Garantie pertes d’exploitation sans dommages matériels

Depuis l’apparition de la crise du COVID-19, les assureurs sont sollicités de toutes parts pour indemniser les clients.

failliteOutre les sinistres annulation d’événements, maladie et vie, ils font face à une recrudescence de demandes inédites. La garantie pertes d’exploitation sans dommages matériels crée un différend entre assureurs et assurés.

Limite de la garantie pertes d’exploitation

L’évaluation des dommages engendrés par le Covid-19 se révèle bien complexe. Les pertes pécuniaires consécutives à des dommages immatériels sont en général exclues des polices d’assurance. Les pertes d’exploitation, ne découlant pas d’une atteinte aux biens assurés, sont rarement souscrites du fait de leur aspect coûteux et imprévisible.

La garantie pertes d’exploitation source de conflit entre assureurs et assurés

Le Covid-19 a ébranlé le modèle économique de l’assurance, basé sur la mutualisation des risques. Un événement de type pandémie qui affecte la planète entière et met à l’arrêt un grand nombre de secteurs d’activités est susceptible de mettre en péril l’équilibre même de la profession, c'est-à-dire l’équilibre de la mutualité.

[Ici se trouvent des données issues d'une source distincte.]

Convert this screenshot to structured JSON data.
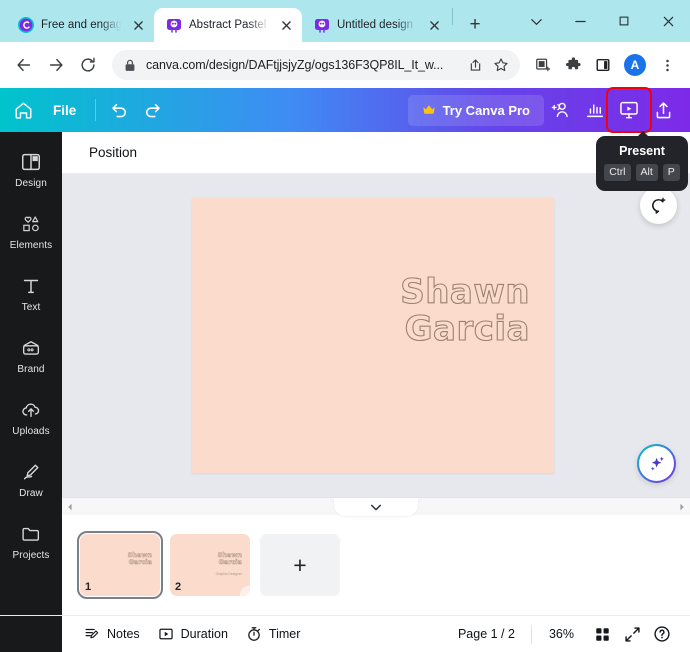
{
  "browser": {
    "tabs": [
      {
        "title": "Free and engag",
        "favicon": "canva-circle-icon",
        "active": false
      },
      {
        "title": "Abstract Pastel",
        "favicon": "canva-icon",
        "active": true
      },
      {
        "title": "Untitled design",
        "favicon": "canva-icon",
        "active": false
      }
    ],
    "new_tab_label": "+",
    "window_controls": {
      "dropdown": "chevron-down-icon",
      "minimize": "minimize-icon",
      "maximize": "maximize-icon",
      "close": "close-icon"
    },
    "nav": {
      "back": "back-arrow-icon",
      "forward": "forward-arrow-icon",
      "reload": "reload-icon"
    },
    "omnibox": {
      "url": "canva.com/design/DAFtjjsjyZg/ogs136F3QP8IL_It_w...",
      "lock": "lock-icon",
      "share": "share-icon",
      "bookmark": "star-icon"
    },
    "toolbar_icons": [
      "reading-list-icon",
      "extensions-puzzle-icon",
      "side-panel-icon"
    ],
    "profile_initial": "A",
    "menu": "three-dot-menu-icon",
    "tabstrip_color": "#aee6ee"
  },
  "canva": {
    "topbar": {
      "home": "home-icon",
      "file_label": "File",
      "undo": "undo-icon",
      "redo": "redo-icon",
      "pro_label": "Try Canva Pro",
      "pro_crown": "crown-icon",
      "share_people": "add-collaborator-icon",
      "insights": "insights-chart-icon",
      "present": "present-icon",
      "export": "share-export-icon",
      "gradient_from": "#00c4cc",
      "gradient_to": "#7d2ae8",
      "highlight_color": "#f3000d"
    },
    "tooltip": {
      "title": "Present",
      "keys": [
        "Ctrl",
        "Alt",
        "P"
      ]
    },
    "sidebar": {
      "items": [
        {
          "label": "Design",
          "icon": "design-layout-icon"
        },
        {
          "label": "Elements",
          "icon": "elements-shapes-icon"
        },
        {
          "label": "Text",
          "icon": "text-t-icon"
        },
        {
          "label": "Brand",
          "icon": "brand-wallet-icon"
        },
        {
          "label": "Uploads",
          "icon": "upload-cloud-icon"
        },
        {
          "label": "Draw",
          "icon": "draw-pen-icon"
        },
        {
          "label": "Projects",
          "icon": "folder-icon"
        }
      ]
    },
    "position_bar": {
      "label": "Position"
    },
    "canvas": {
      "background_color": "#fadbcc",
      "title_line1": "Shawn",
      "title_line2": "Garcia",
      "comment_button": "add-comment-icon",
      "magic_button": "magic-sparkles-icon"
    },
    "pages_panel": {
      "scroll_left": "scroll-left-arrow-icon",
      "scroll_right": "scroll-right-arrow-icon",
      "collapse": "chevron-down-icon",
      "pages": [
        {
          "number": "1",
          "text_line1": "Shawn",
          "text_line2": "Garcia",
          "subtitle": "",
          "selected": true
        },
        {
          "number": "2",
          "text_line1": "Shawn",
          "text_line2": "Garcia",
          "subtitle": "Graphic Designer",
          "selected": false
        }
      ],
      "add_page_label": "+"
    },
    "statusbar": {
      "notes_label": "Notes",
      "notes_icon": "notes-icon",
      "duration_label": "Duration",
      "duration_icon": "duration-play-icon",
      "timer_label": "Timer",
      "timer_icon": "timer-stopwatch-icon",
      "page_indicator": "Page 1 / 2",
      "zoom_level": "36%",
      "grid_icon": "grid-view-icon",
      "fullscreen_icon": "expand-fullscreen-icon",
      "help_icon": "help-question-icon"
    }
  }
}
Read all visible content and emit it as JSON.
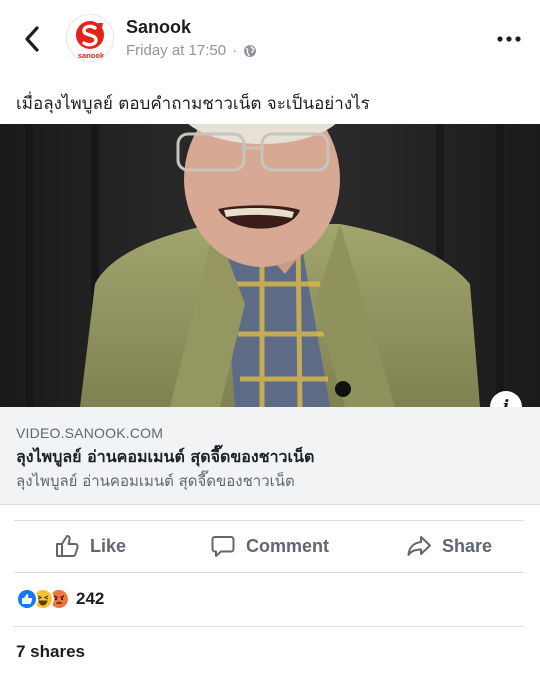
{
  "post": {
    "page_name": "Sanook",
    "avatar_text": "sanook",
    "timestamp": "Friday at 17:50",
    "visibility_separator": "·",
    "visibility_icon": "globe-icon",
    "text": "เมื่อลุงไพบูลย์ ตอบคำถามชาวเน็ต จะเป็นอย่างไร"
  },
  "link": {
    "domain": "VIDEO.SANOOK.COM",
    "title": "ลุงไพบูลย์ อ่านคอมเมนต์ สุดจี๊ดของชาวเน็ต",
    "description": "ลุงไพบูลย์ อ่านคอมเมนต์ สุดจี๊ดของชาวเน็ต",
    "info_label": "i"
  },
  "actions": {
    "like": "Like",
    "comment": "Comment",
    "share": "Share"
  },
  "stats": {
    "reaction_count": "242",
    "reactions": [
      "like",
      "haha",
      "angry"
    ],
    "shares": "7 shares"
  },
  "colors": {
    "brand_red": "#e2231a",
    "like_blue": "#1877f2",
    "reaction_yellow": "#f7c331",
    "muted_text": "#606770"
  }
}
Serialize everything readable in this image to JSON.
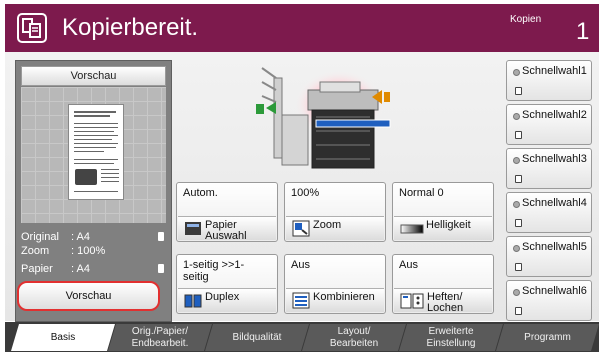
{
  "header": {
    "title": "Kopierbereit.",
    "copies_label": "Kopien",
    "copies_value": "1",
    "icon": "copy-app-icon"
  },
  "preview": {
    "title": "Vorschau",
    "info": [
      {
        "key": "Original",
        "value": ": A4"
      },
      {
        "key": "Zoom",
        "value": ": 100%"
      },
      {
        "key": "Papier",
        "value": ": A4"
      }
    ],
    "button_label": "Vorschau"
  },
  "functions": {
    "papier": {
      "value": "Autom.",
      "label": "Papier Auswahl",
      "icon": "paper-tray-icon"
    },
    "zoom": {
      "value": "100%",
      "label": "Zoom",
      "icon": "zoom-icon"
    },
    "helligkeit": {
      "value": "Normal 0",
      "label": "Helligkeit",
      "icon": "density-icon"
    },
    "duplex": {
      "value": "1-seitig >>1-seitig",
      "label": "Duplex",
      "icon": "duplex-icon"
    },
    "kombinieren": {
      "value": "Aus",
      "label": "Kombinieren",
      "icon": "combine-icon"
    },
    "heften": {
      "value": "Aus",
      "label": "Heften/ Lochen",
      "icon": "staple-punch-icon"
    }
  },
  "quick_buttons": [
    "Schnellwahl1",
    "Schnellwahl2",
    "Schnellwahl3",
    "Schnellwahl4",
    "Schnellwahl5",
    "Schnellwahl6"
  ],
  "tabs": [
    {
      "label": "Basis",
      "active": true
    },
    {
      "label": "Orig./Papier/ Endbearbeit.",
      "active": false
    },
    {
      "label": "Bildqualität",
      "active": false
    },
    {
      "label": "Layout/ Bearbeiten",
      "active": false
    },
    {
      "label": "Erweiterte Einstellung",
      "active": false
    },
    {
      "label": "Programm",
      "active": false
    }
  ],
  "colors": {
    "header_bg": "#7d1a4d",
    "preview_highlight": "#e23030",
    "tab_bar": "#3a3a3a"
  }
}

La prise en charge de ce risque au titre de la garantie perte d’exploitation plomberait les comptes des compagnies au point d’entraîner leur défaillance et par « effet domino », celle du secteur financier.

Toutefois, malgré cette évidence, le refus d’indemniser les pertes d’exploitation non couvertes par un contrat a terni l’image de la profession. Plusieurs procès ont ainsi été intentés principalement par des restaurateurs et des hôteliers contre des assureurs de tout premier plan comme Axa et Allianz.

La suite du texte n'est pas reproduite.